Now, when we discussed the spherelet and the spherelet agent in the last section, we already covered quit a bit on the concept of the Native Pod. Since the ESXi host is now a Kubernetes node, it has the ability to run Pods, what we are calling Native Pods. The Native Pod can be thought of as a virtual machine, but a very light-weight, optimized, highly opinionated and fast booting virtual machine which in turn can run containers.
However, at its core, a Native Pod is really just a flavor of what we call a CRX instance. A CRX instance is a very special form of VM which provides a Linux Application Binary Interface (ABI) through a very isolated environment. Let’s take a closer look at CRX next.
CRX – Container Run-time for ESXi
As I just said, the CRX instance is a very special form of VM. When the CRX instance starts, it also launches a single controlling process. This is what makes it very similar to containers and why we called it the Container Run-time for ESX.
VMware provides the Linux Kernel image used by CRX instances. It is packaged with ESXi and maintained by VMware. When a CRX instance is brought up, ESXi will push the Linux image directly into the CRX instance.
CRX instances have a CRX init process which is responsible for providing the endpoint to allow communication with the ESXi, and allow the environment running inside of the CRX instance to be managed. This is shown in the diagram on the right here.
CRX instances have 2 modes.
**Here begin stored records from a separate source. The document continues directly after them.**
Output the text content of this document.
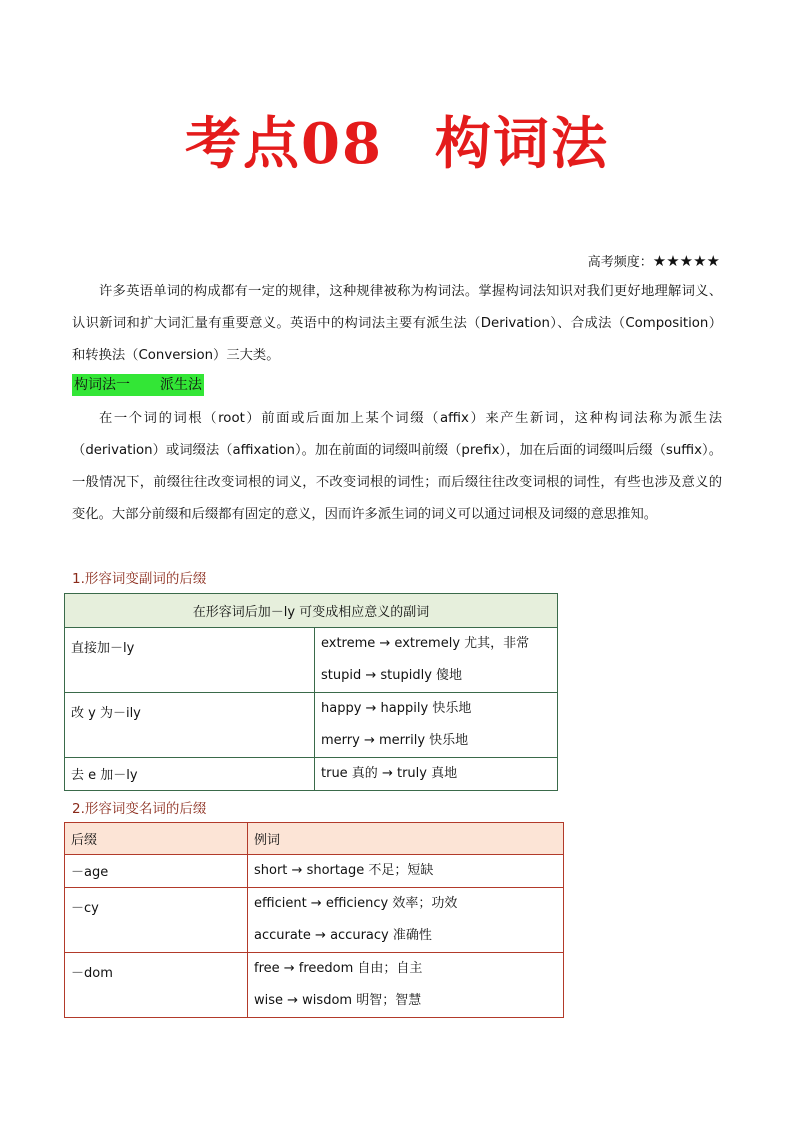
考点08 构词法
高考频度：★★★★★
许多英语单词的构成都有一定的规律，这种规律被称为构词法。掌握构词法知识对我们更好地理解词义、认识新词和扩大词汇量有重要意义。英语中的构词法主要有派生法（Derivation）、合成法（Composition）和转换法（Conversion）三大类。
构词法一 派生法
在一个词的词根（root）前面或后面加上某个词缀（affix）来产生新词，这种构词法称为派生法（derivation）或词缀法（affixation）。加在前面的词缀叫前缀（prefix），加在后面的词缀叫后缀（suffix）。一般情况下，前缀往往改变词根的词义，不改变词根的词性；而后缀往往改变词根的词性，有些也涉及意义的变化。大部分前缀和后缀都有固定的意义，因而许多派生词的词义可以通过词根及词缀的意思推知。
1.形容词变副词的后缀
在形容词后加－ly 可变成相应意义的副词	
直接加－ly	extreme → extremely 尤其，非常
stupid → stupidly 傻地

改 y 为－ily	happy → happily 快乐地
merry → merrily 快乐地

去 e 加－ly	true 真的 → truly 真地
2.形容词变名词的后缀
后缀	例词
－age	short → shortage 不足；短缺

－cy	efficient → efficiency 效率；功效
accurate → accuracy 准确性

－dom	free → freedom 自由；自主
wise → wisdom 明智；智慧
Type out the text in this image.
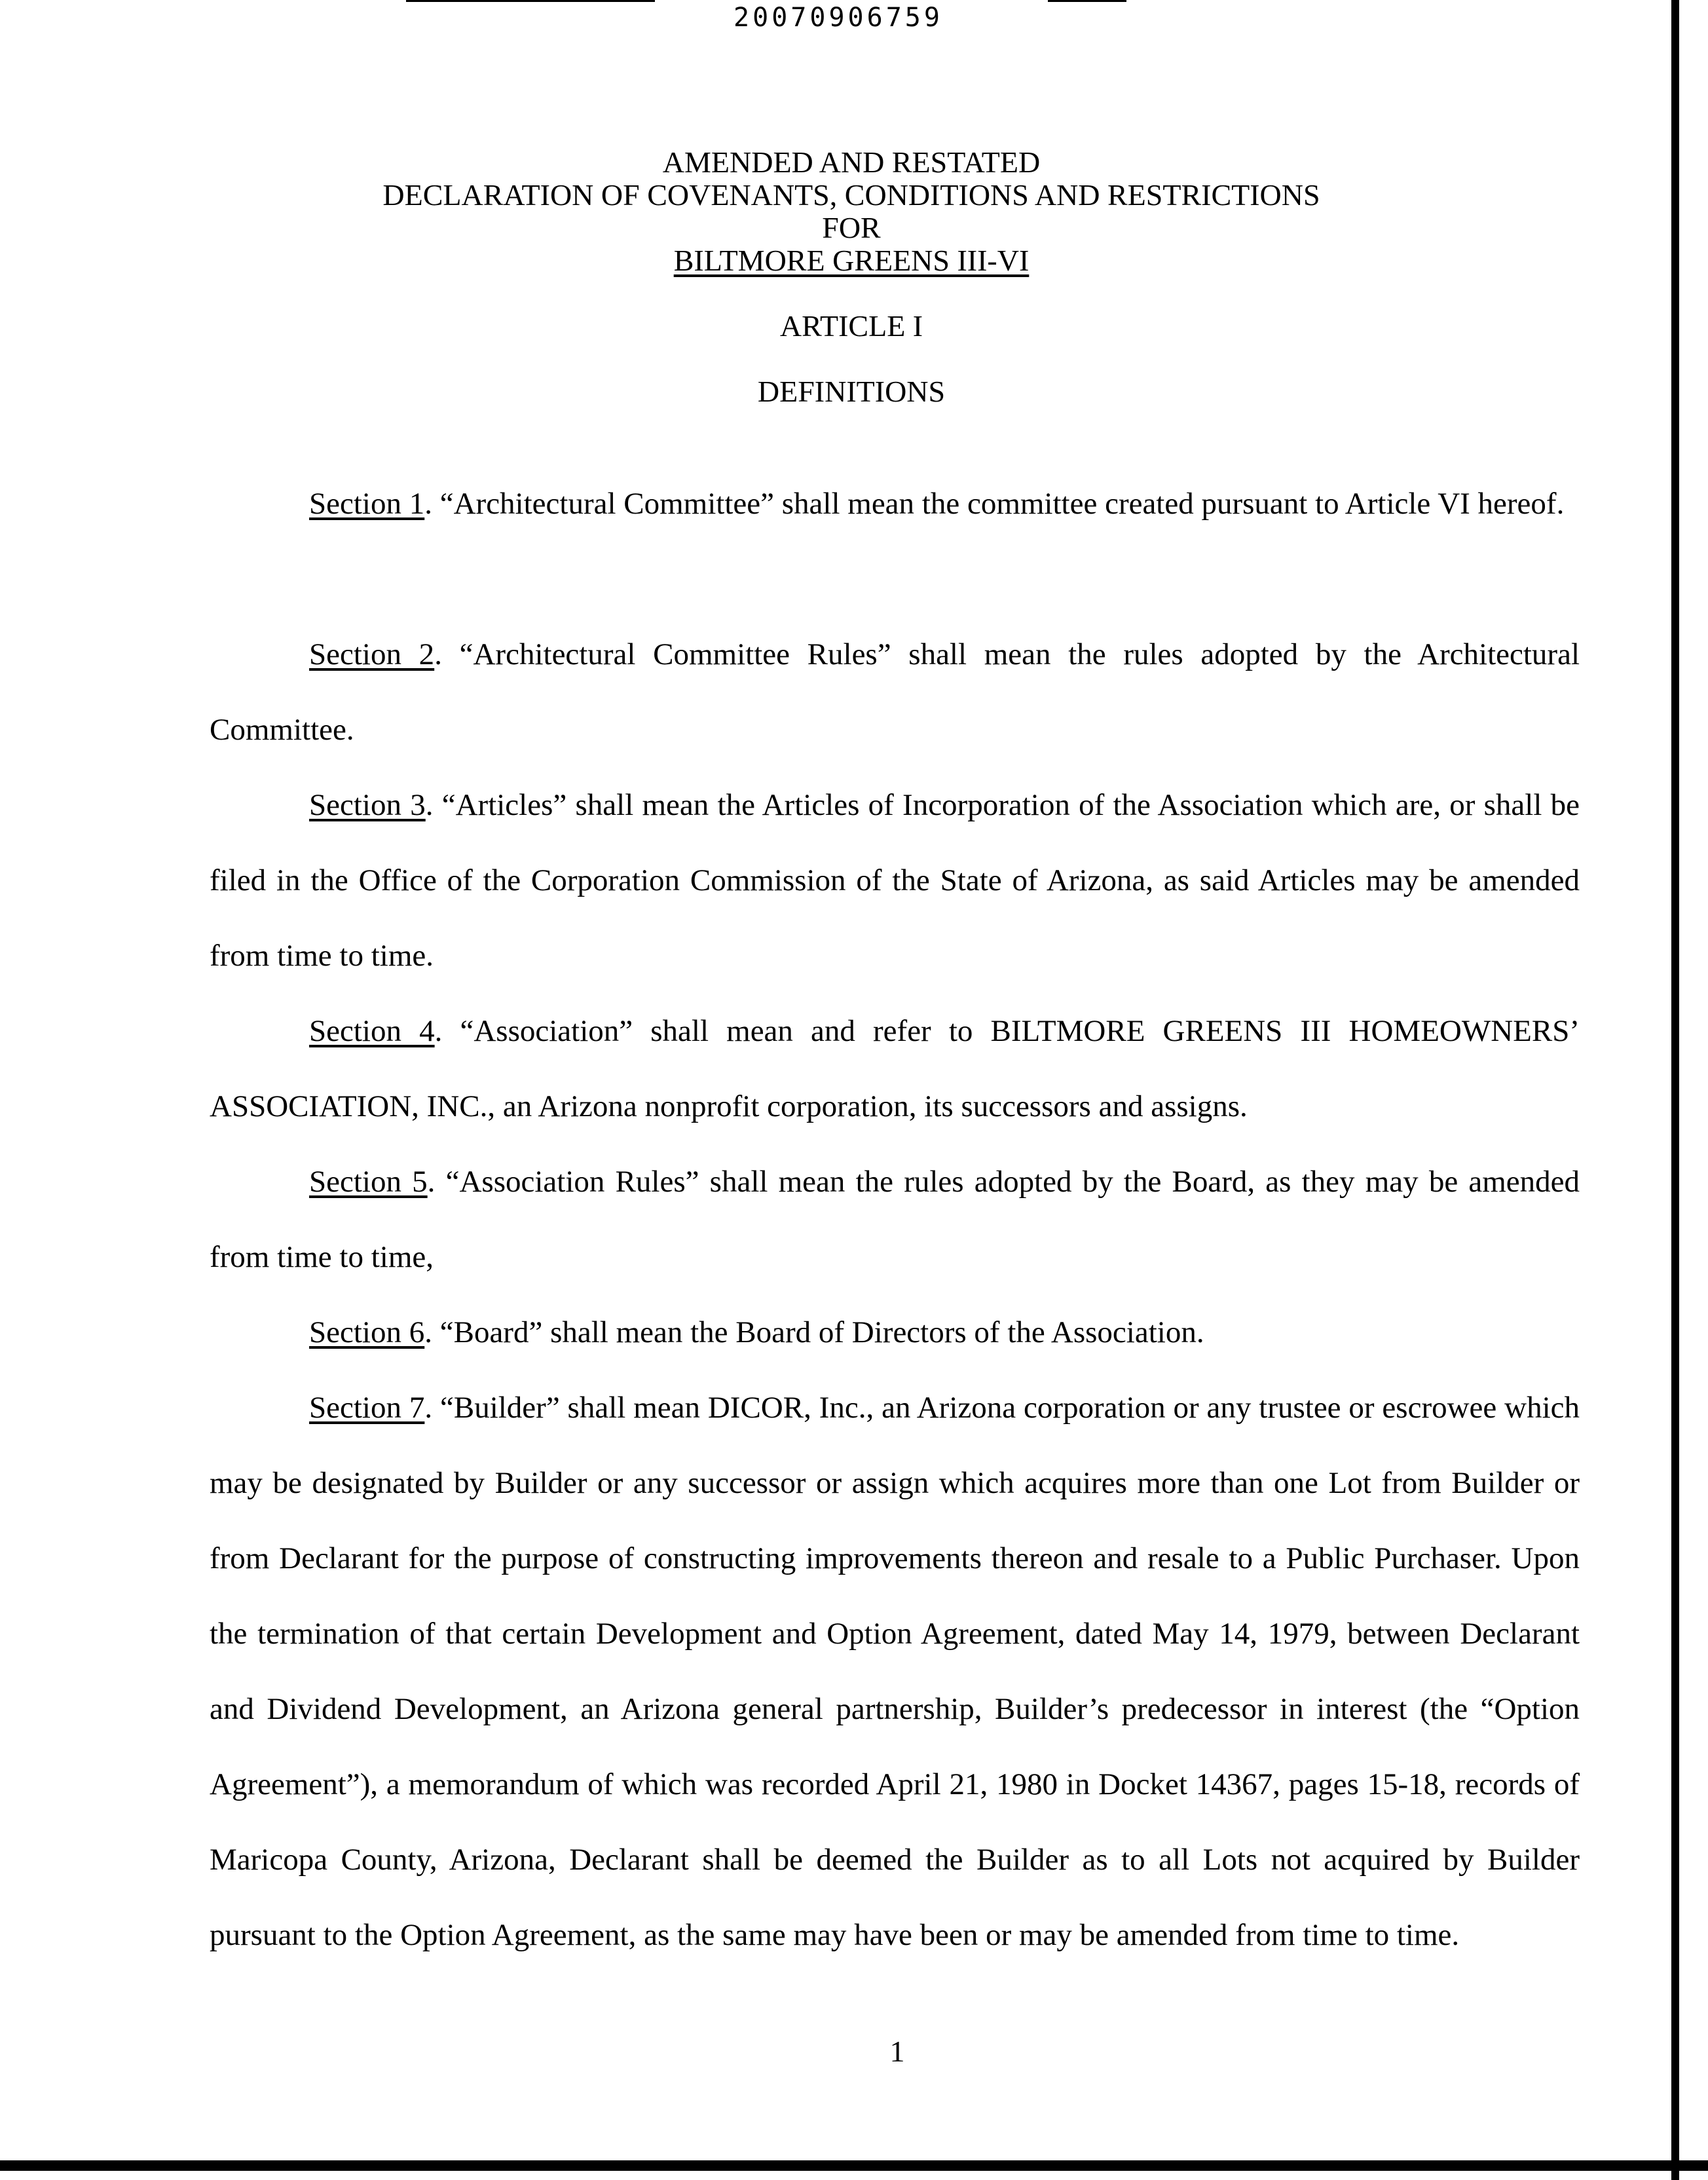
20070906759
AMENDED AND RESTATED
DECLARATION OF COVENANTS, CONDITIONS AND RESTRICTIONS
FOR
BILTMORE GREENS III-VI
ARTICLE I
DEFINITIONS
Section 1. “Architectural Committee” shall mean the committee created pursuant to Article VI hereof.
Section 2. “Architectural Committee Rules” shall mean the rules adopted by the Architectural Committee.
Section 3. “Articles” shall mean the Articles of Incorporation of the Association which are, or shall be filed in the Office of the Corporation Commission of the State of Arizona, as said Articles may be amended from time to time.
Section 4. “Association” shall mean and refer to BILTMORE GREENS III HOMEOWNERS’ ASSOCIATION, INC., an Arizona nonprofit corporation, its successors and assigns.
Section 5. “Association Rules” shall mean the rules adopted by the Board, as they may be amended from time to time,
Section 6. “Board” shall mean the Board of Directors of the Association.
Section 7. “Builder” shall mean DICOR, Inc., an Arizona corporation or any trustee or escrowee which may be designated by Builder or any successor or assign which acquires more than one Lot from Builder or from Declarant for the purpose of constructing improvements thereon and resale to a Public Purchaser. Upon the termination of that certain Development and Option Agreement, dated May 14, 1979, between Declarant and Dividend Development, an Arizona general partnership, Builder’s predecessor in interest (the “Option Agreement”), a memorandum of which was recorded April 21, 1980 in Docket 14367, pages 15-18, records of Maricopa County, Arizona, Declarant shall be deemed the Builder as to all Lots not acquired by Builder pursuant to the Option Agreement, as the same may have been or may be amended from time to time.
1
The spherelet is responsible for injecting the personality of the CRX instance when it starts up. The first, called managed mode, which is what a Native Pod is, means that it is visible to vCenter Server as a virtual machine, its resource usage can be examined, its IP address checked, etc. An un-managed CRX means that the CRX instance is treated as an application or daemon, and is not visible to vCenter Server. The image service in Project Pacific, which provides images to the containers running in a Native Pod, is an example of the latter. It only exists for the duration of downloading and extracting an image. The job of the image service is to download and extract images to a location where they can be mounted by pods.
The personalities for CRX instances are provided by ESXi VIBs and are injected into the CRX Instance. For Native Pods, the spherelet agent and the OCI compatible run-time, libcontainer are added to the CRX instance. The spherelet agent is linked to the run-time and is thus able to manage containers in the Native Pod. This is what is shown on the left hand side here.
Before we leave Native Pods, here is one last screen shot that I borrowed from the (HBI4501BE) Native Pods Deep Dive session at VMworld 2019, by Adrian Drzewiecki and Benjamin Corrie which gives a good idea of the various moving parts around a Native Pod, the role of the spherelet, spherelet agent and how storage and network controllers are done outside of the spherelet, which is the major difference when compared to a kubelet. The CRX instance and Native Pods diagrams above came from the same session.
One final note on CRX and Native Pods, and this is to do with vMotion. K8s has no concept of moving a Pod from one node to another in an orchestrated fashion. If a K8s node fails, the Pods get rescheduled on another node elsewhere in the cluster. Users of Native Pods need to understand that their applications need to be deployed as highly available, either as Deployments/ReplicaSets or as StatefulSets (the latter if Persistent Storage is required for the Pods). Native Pods do understand Maintenance Mode however, and the Native Pods will be shutdown on the host entering Maintenance Mode, meaning the K8s scheduler will restart them elsewhere in the cluster. If you don’t want your application to go offline during this time, you need to make the application highly available. The same is true for applications deployed natively on vanilla Kubernetes clusters.
OK – at this point, we can leave the Supervisor Cluster, Native Pods and CRX. Let now turn our attention to one of the other major features of Project Pacific and that is the ability to deploy upstream Kubernetes Guest Clusters in a namespace.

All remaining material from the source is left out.